Meditações: XIX domingo do Tempo Comum (Ciclo B)

Reflexão para meditar no XIX domingo do Tempo Comum (Ciclo B). Os temas propostos são: quando caminhamos no deserto; Jesus oferece-nos um alimento único; a Eucaristia, loucura de Amor.


O FIO condutor da liturgia deste domingo é a Eucaristia. A primeira leitura apresenta-nos o profeta Elias a fugir daqueles que o queriam matar. Depois de caminhar um dia inteiro pelo deserto ficou sem forças e, dirigindo-se a Deus, exclamou: «Já basta, Senhor. Tirai-me a vida, porque não sou melhor que meus pais». Exausto, adormeceu à sombra de um junípero até que um anjo o despertou e lhe disse: «Levanta-te e come». Elias viu que à sua cabeceira «havia um pão cozido e uma bilha de água. Comeu e bebeu, e voltou a deitar-se. O anjo do Senhor veio segunda vez, tocou-lhe e disse-lhe: “Levanta-te e come, porque ainda tens um longo caminho a percorrer”. Levantou-se, comeu e bebeu; e, com as forças daquele alimento, caminhou quarenta dias e quarenta noites até ao Horeb, o monte de Deus» (1Rs 19, 4-8).

A experiência de Elias assemelha-se à do povo de Israel quando saiu do Egipto perseguido pelo faraó. O alimento que recebeu do anjo foi visto na tradição da Igreja como uma figura da Eucaristia. «Os fiéis, enquanto vivem neste mundo, pela graça deste sacramento desfrutam de paz e tranquilidade de consciência; reanimados depois, pela sua virtude, sobem à glória e bem-aventurança eterna, à maneira de Elias, o qual, fortalecido com o pão cozido debaixo das cinzas, andou (quarenta dias e quarenta noites) até chegar ao Horeb, monte de Deus, quando chegou a hora de sair desta vida»[1].

Tal como Elias, durante a nossa vida, atravessamos momentos em que nos sentimos sem forças. Tal como Elias também sofremos de fadiga psicológica e também da alma. Nessas alturas, talvez não percebamos muito bem o sentido de caminharmos no deserto e, como ao profeta, pode assaltar-nos o desespero e o desejo de nos rendermos. Deus não fica indiferente perante essa situação. Por isso «decidiu ficar no Sacrário para nos alimentar, para nos fortalecer, para nos divinizar, para dar eficácia ao nosso trabalho e ao nosso esforço»[2]. Quando recebemos o Senhor na Comunhão, ou quando fazemos um tempo de oração diante d’Ele, podemos confiar-Lhe tudo aquilo que nos faz sofrer: medos, dúvidas, cansaço, preocupações… Normalmente, Deus não vai resolver os nossos problemas de um dia para o outro, mas ajudar-nos-á, como a Elias, a caminhar por esse deserto com força, confiança e serenidade.

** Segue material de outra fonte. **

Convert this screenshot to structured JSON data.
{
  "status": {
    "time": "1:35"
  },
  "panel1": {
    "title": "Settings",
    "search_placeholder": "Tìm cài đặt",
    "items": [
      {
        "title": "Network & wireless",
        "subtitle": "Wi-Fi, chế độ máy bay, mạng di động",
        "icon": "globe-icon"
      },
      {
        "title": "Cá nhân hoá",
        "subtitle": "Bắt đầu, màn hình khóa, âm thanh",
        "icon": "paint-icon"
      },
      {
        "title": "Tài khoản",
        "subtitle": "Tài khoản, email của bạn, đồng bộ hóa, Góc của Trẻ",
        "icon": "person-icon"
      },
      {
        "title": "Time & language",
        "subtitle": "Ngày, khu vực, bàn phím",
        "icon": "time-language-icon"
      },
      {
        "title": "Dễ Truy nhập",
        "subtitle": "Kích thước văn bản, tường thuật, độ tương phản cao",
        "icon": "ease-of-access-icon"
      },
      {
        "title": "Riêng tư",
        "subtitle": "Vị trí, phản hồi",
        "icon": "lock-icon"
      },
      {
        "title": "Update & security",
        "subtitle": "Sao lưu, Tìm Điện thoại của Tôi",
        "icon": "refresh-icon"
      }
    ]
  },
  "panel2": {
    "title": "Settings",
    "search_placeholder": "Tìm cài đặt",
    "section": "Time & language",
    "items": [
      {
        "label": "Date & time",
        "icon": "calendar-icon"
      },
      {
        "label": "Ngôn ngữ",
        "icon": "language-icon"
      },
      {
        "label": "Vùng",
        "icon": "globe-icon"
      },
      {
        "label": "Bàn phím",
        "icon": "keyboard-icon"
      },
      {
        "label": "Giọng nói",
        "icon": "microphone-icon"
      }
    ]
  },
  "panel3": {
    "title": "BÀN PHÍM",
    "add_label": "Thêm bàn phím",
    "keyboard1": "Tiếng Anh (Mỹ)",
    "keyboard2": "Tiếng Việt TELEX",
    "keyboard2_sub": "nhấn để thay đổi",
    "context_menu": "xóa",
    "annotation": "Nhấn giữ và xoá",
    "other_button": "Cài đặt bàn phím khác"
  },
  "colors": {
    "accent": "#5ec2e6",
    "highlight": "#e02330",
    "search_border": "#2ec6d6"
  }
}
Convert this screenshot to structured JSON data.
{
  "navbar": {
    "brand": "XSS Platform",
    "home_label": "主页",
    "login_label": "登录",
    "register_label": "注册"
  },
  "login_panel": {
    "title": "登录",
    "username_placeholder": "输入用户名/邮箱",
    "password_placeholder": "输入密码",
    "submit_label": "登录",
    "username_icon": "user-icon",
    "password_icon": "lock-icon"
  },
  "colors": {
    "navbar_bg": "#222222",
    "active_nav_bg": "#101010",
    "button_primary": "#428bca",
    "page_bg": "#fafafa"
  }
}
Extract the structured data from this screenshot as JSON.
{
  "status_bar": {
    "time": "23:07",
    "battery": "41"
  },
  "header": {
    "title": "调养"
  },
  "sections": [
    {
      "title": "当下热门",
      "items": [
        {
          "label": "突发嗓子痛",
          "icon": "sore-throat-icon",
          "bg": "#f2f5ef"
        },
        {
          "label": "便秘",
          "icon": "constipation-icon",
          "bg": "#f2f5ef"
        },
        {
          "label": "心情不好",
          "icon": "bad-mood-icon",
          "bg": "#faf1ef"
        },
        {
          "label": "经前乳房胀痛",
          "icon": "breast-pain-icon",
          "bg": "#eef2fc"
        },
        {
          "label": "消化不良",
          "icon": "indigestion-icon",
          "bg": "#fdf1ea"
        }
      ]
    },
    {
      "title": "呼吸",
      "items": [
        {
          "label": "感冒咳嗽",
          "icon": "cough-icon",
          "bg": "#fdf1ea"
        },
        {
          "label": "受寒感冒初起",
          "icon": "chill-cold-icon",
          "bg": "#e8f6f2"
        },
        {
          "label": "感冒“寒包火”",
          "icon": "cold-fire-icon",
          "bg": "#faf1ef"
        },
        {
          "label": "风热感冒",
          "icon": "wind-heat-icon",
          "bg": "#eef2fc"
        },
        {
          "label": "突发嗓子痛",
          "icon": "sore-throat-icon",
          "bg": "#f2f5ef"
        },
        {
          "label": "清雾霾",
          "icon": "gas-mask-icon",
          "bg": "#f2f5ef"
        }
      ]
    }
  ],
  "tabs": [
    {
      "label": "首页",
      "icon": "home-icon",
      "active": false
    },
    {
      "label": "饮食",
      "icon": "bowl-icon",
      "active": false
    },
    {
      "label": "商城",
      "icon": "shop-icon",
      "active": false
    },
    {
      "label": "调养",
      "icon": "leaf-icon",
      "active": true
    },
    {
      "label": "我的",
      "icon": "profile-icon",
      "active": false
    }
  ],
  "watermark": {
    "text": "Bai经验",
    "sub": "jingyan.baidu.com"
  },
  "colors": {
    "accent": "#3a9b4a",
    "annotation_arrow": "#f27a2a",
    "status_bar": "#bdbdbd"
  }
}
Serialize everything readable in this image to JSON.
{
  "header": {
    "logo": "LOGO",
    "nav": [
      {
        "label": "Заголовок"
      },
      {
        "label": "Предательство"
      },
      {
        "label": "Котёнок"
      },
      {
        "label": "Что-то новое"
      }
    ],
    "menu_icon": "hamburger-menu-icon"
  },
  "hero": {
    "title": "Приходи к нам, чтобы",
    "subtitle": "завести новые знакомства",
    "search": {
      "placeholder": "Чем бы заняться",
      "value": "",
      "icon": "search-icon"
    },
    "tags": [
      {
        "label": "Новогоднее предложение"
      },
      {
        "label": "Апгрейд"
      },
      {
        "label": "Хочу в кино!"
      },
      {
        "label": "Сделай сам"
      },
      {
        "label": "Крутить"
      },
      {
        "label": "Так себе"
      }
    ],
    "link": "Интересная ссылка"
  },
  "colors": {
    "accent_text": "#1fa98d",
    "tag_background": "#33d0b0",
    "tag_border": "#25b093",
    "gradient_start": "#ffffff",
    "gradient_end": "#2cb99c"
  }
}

NO EVANGELHO de hoje, Jesus apresenta-se como o Pão da Vida. «Os vossos pais comeram o maná e morreram. Este pão é o que desce do céu, para que não morra quem dele comer. Eu sou o pão vivo que desceu do céu. Quem comer deste pão, viverá eternamente. E o pão que Eu hei de dar é a minha carne, que Eu darei pela vida do mundo» (Jo 6, 49-51). O maná que os israelitas comeram no deserto deu-lhes forças para chegar à terra prometida. Mas agora «Jesus fala de si mesmo como do verdadeiro pão que desceu do céu, capaz de manter em vida, não por um momento, ou durante um trecho do caminho, mas para sempre. Ele é o alimento que dá a vida eterna, porque é o Filho unigénito de Deus, que se encontra no seio do Pai, vindo para doar ao homem a vida em plenitude, para introduzir o homem na vida do próprio Deus»[3].

Certamente que muitas realidades terrenas nos ajudam a recuperar as forças: um programa em família, uma boa refeição, um pouco de desporto… Na realidade, muitas preocupações desaparecem, ou adquirem uma outra dimensão, quando sabemos descansar. Tudo isto é necessário e também faz parte do caminho para a santidade: também aí somos chamados a encontrar Deus. Mas, ao mesmo tempo, experimentamos os limites desses bens. Basear a própria vida apenas à volta destes pães causa frustração, pois não conseguem dar resposta aos desejos mais autênticos do homem. Quem os comer, talvez fique saciado por um tempo, mas em breve exigirá mais. Jesus oferece-nos um alimento único. «Não um pão entre muitos outros, mas o pão da vida. Em síntese, sem Ele, mais do que viver, vai-se vivendo: pois só Ele nutre a nossa alma, só Ele nos perdoa daquele mal que sozinhos não conseguimos superar, só Ele nos faz sentir amados, até quando todos nos desiludem, só Ele nos dá a força de amar, só Ele nos dá a força de perdoar nas dificuldades, só Ele infunde no coração a paz que procuramos, só Ele dá a vida para sempre, quando a vida aqui na terra acaba»[4]. Cada vez que comermos esse pão, Deus vem até à nossa alma e alimenta-nos no nosso caminhar terreno em direção à meta do céu.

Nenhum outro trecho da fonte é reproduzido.